Leveraging the opportunity
Companies have a choice of connecting directly to SWIFT, indirectly through a service bureau or through a web-based tool provided by SWIFT, Alliance Lite2. In recent years, most companies have chosen to work with a service bureau as it avoids the need to invest in SWIFT skills and infrastructure. While it is not necessary to work with a service bureau located in Japan, some companies would prefer to do so. A list of service bureaus, including a selection in Japan, can be found at http://www.swift.com/partners. A service bureau can help with the physical connection to SWIFT, integration with internal systems, and formatting of information that is exchanged with each bank. Alliance Lite 2 is a new offering from SWIFT replacing its previous solution, Alliance Lite. The new version is cloud-based, requiring no technical infrastructure, and offers broad functionality and integration capabilities, and is priced at a level that is likely to prove attractive to a wide range of corporates. Hans Janssen, J.P. Morgan also believes that lower pricing will be a driver for adoption,
“With recent revisions to SWIFT pricing, and the introduction of Alliance Lite 2, the cost benefit analysis, and ease with which SWIFT can be adopted, has improved significantly, which will further encourage adoption.” [[[PAGE]]]

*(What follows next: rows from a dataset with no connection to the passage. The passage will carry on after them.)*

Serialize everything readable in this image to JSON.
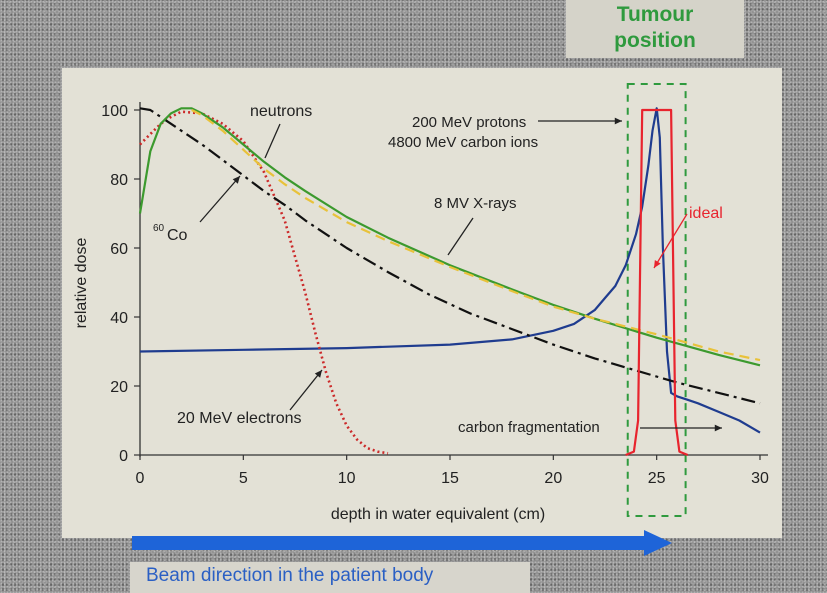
{
  "tumour_label_line1": "Tumour",
  "tumour_label_line2": "position",
  "beam_label": "Beam direction in the patient body",
  "colors": {
    "xray": "#3c9a2e",
    "neutron": "#e8c23a",
    "co60": "#111111",
    "electron": "#cc2a2a",
    "proton": "#1f3c8f",
    "ideal": "#e8242e",
    "tumour_box": "#2f9a3e",
    "beam_arrow": "#1e64d8"
  },
  "chart_data": {
    "type": "line",
    "xlabel": "depth in water equivalent (cm)",
    "ylabel": "relative dose",
    "xlim": [
      0,
      30
    ],
    "ylim": [
      0,
      105
    ],
    "x_ticks": [
      "0",
      "5",
      "10",
      "15",
      "20",
      "25",
      "30"
    ],
    "y_ticks": [
      "0",
      "20",
      "40",
      "60",
      "80",
      "100"
    ],
    "tumour_region": [
      23.6,
      26.4
    ],
    "series": [
      {
        "name": "8 MV X-rays",
        "style": "solid",
        "color": "#3c9a2e",
        "x": [
          0,
          0.5,
          1,
          1.5,
          2,
          2.5,
          3,
          4,
          5,
          6,
          7,
          8,
          10,
          12,
          15,
          18,
          20,
          22,
          25,
          28,
          30
        ],
        "y": [
          70,
          88,
          96,
          99,
          100.5,
          100.5,
          99,
          95,
          90,
          85,
          80.5,
          76.5,
          69,
          63,
          55,
          48,
          43.5,
          39.5,
          34,
          29,
          26
        ]
      },
      {
        "name": "neutrons",
        "style": "dashed",
        "color": "#e8c23a",
        "x": [
          2.5,
          3,
          4,
          5,
          6,
          7,
          8,
          10,
          12,
          15,
          18,
          20,
          22,
          25,
          28,
          30
        ],
        "y": [
          100,
          98.5,
          94,
          88.5,
          83,
          78.5,
          74.5,
          67.5,
          62,
          54.5,
          47.5,
          43,
          39.5,
          35,
          30,
          27.5
        ]
      },
      {
        "name": "60Co",
        "style": "dashdot",
        "color": "#111111",
        "x": [
          0,
          0.5,
          1,
          2,
          3,
          4,
          5,
          6,
          7,
          8,
          10,
          12,
          14,
          16,
          18,
          20,
          22,
          24,
          26,
          28,
          30
        ],
        "y": [
          100.5,
          100,
          98,
          94,
          90,
          85.5,
          81,
          76.5,
          72.5,
          68,
          60,
          53,
          46.5,
          41,
          36.5,
          32,
          28,
          24.5,
          21,
          18,
          15
        ]
      },
      {
        "name": "20 MeV electrons",
        "style": "dotted",
        "color": "#cc2a2a",
        "x": [
          0,
          0.5,
          1,
          1.5,
          2,
          3,
          4,
          5,
          6,
          7,
          8,
          8.5,
          9,
          9.5,
          10,
          10.5,
          11,
          11.5,
          12
        ],
        "y": [
          90,
          93,
          96,
          98,
          99.5,
          99,
          96,
          91,
          82,
          68,
          47,
          35,
          24,
          15,
          8.5,
          4.5,
          2,
          1,
          0.5
        ]
      },
      {
        "name": "200 MeV protons / 4800 MeV carbon ions",
        "style": "solid",
        "color": "#1f3c8f",
        "x": [
          0,
          5,
          10,
          15,
          18,
          20,
          21,
          22,
          22.5,
          23,
          23.5,
          24,
          24.3,
          24.6,
          24.8,
          25,
          25.15,
          25.3,
          25.5,
          25.7,
          26,
          26.5,
          27,
          28,
          29,
          30
        ],
        "y": [
          30,
          30.5,
          31,
          32,
          33.5,
          36,
          38,
          42,
          45.5,
          49,
          55,
          64,
          72,
          84,
          94,
          100.5,
          92,
          60,
          30,
          18,
          17,
          16,
          15,
          12.5,
          10,
          6.5
        ]
      },
      {
        "name": "ideal",
        "style": "solid",
        "color": "#e8242e",
        "x": [
          23.5,
          23.9,
          24.1,
          24.3,
          25.7,
          25.9,
          26.1,
          26.5
        ],
        "y": [
          0,
          1,
          10,
          100,
          100,
          10,
          1,
          0
        ]
      }
    ],
    "annotations": {
      "neutrons": "neutrons",
      "protons_line1": "200 MeV protons",
      "protons_line2": "4800 MeV carbon ions",
      "xrays": "8 MV X-rays",
      "co60_super": "60",
      "co60_main": "Co",
      "ideal": "ideal",
      "electrons": "20 MeV electrons",
      "carbon_frag": "carbon fragmentation"
    }
  }
}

The cash management imperative
It is impossible for treasurers to manage liquidity effectively unless they have timely and complete access to balance information across all of their accounts. Similarly, making payments and exchanging other financial messaging securely and efficiently with banking partners is an essential business activity. Significant costs and reputational damage can be associated with fraud and error and the cost of payment processing can be very high if not conducted efficiently. Hans Janssen, J.P. Morgan concludes,
“Japanese companies are seeking ways to achieve more visibility and control over their cash globally, reduce credit requirements, and streamline financial processing, particularly those that find credit more difficult to obtain. Japanese companies are typically less centralised in cash and treasury management than their foreign peers, so this is an important area of focus for them. SWIFT is often the backbone for an efficient global cash management framework, so we see it as an increasingly important element in Japanese companies’ cash and treasury management strategy.”